The California Taxpayers Association recently released Understanding Proposition 26, a guide to the new tax structure in California. I was interested to see what this organization had to say about Prop. 26 since they were one of the sponsors of the ballot initiative.
As most of you know, in November 2010, California voters approved Prop. 26, which reclassified many local fees as taxes, subjecting them to a two-thirds vote requirement. Throughout the campaign and after the initiative was adopted, many tobacco control advocates were wondering how this would impact their local tobacco control work, specifically related to tobacco retailer license fees.
The analysis from the Technical Assistance Legal Center was that tobacco retailer licensing fees fit into the third exception in the language of Prop. 26 and that cities and counties would still be able to adopt them with a majority vote of the elected body (see the Center’s Policy Wonk document for the full explanation).
This new guide from the California Taxpayers Association seems to confirm that without specifically mentioning tobacco retailer license fees. On page 7, the guide explains the third exception and provides examples of fees that fit this exception including “permits for regulated businesses (such as taxicabs, massage businesses, card rooms, etc.).” A tobacco retailer license fee should fit into the category of permits for regulated businesses and is consistent with the examples given.
The guide also poses a three question test on page 5, with a “no” answer on any of the three questions meaning that the charge is a tax.
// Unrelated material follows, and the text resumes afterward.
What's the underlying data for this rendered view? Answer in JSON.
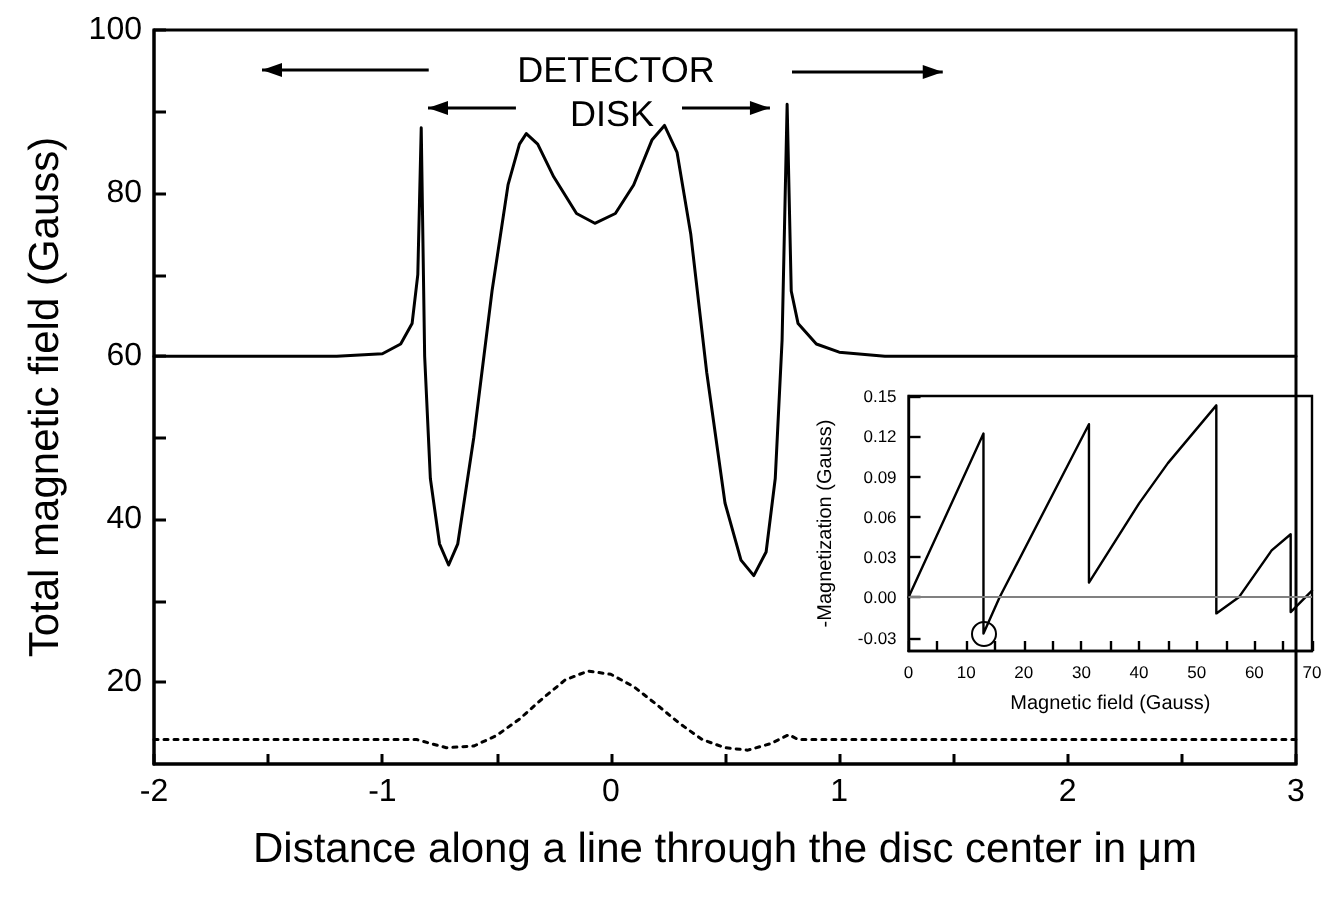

For a tobacco retailer license fee, there are three “yes” answers: (1) Yes, a license fee is one of the exceptions; (2) Yes, the charge benefits the retailers who are paying for the privilege to sell tobacco products; and (3) Yes, the charge is reasonable, fee revenues are only used for enforcement and administration of the license.
And as further evidence, several cities and counties have adopted tobacco retailer licensing fees since the passage of Prop. 26, including Santa Barbara County, Union City and Santa Cruz County.
Is anybody at the local level running into questions about Prop. 26 when working on tobacco retailer licensing ordinances?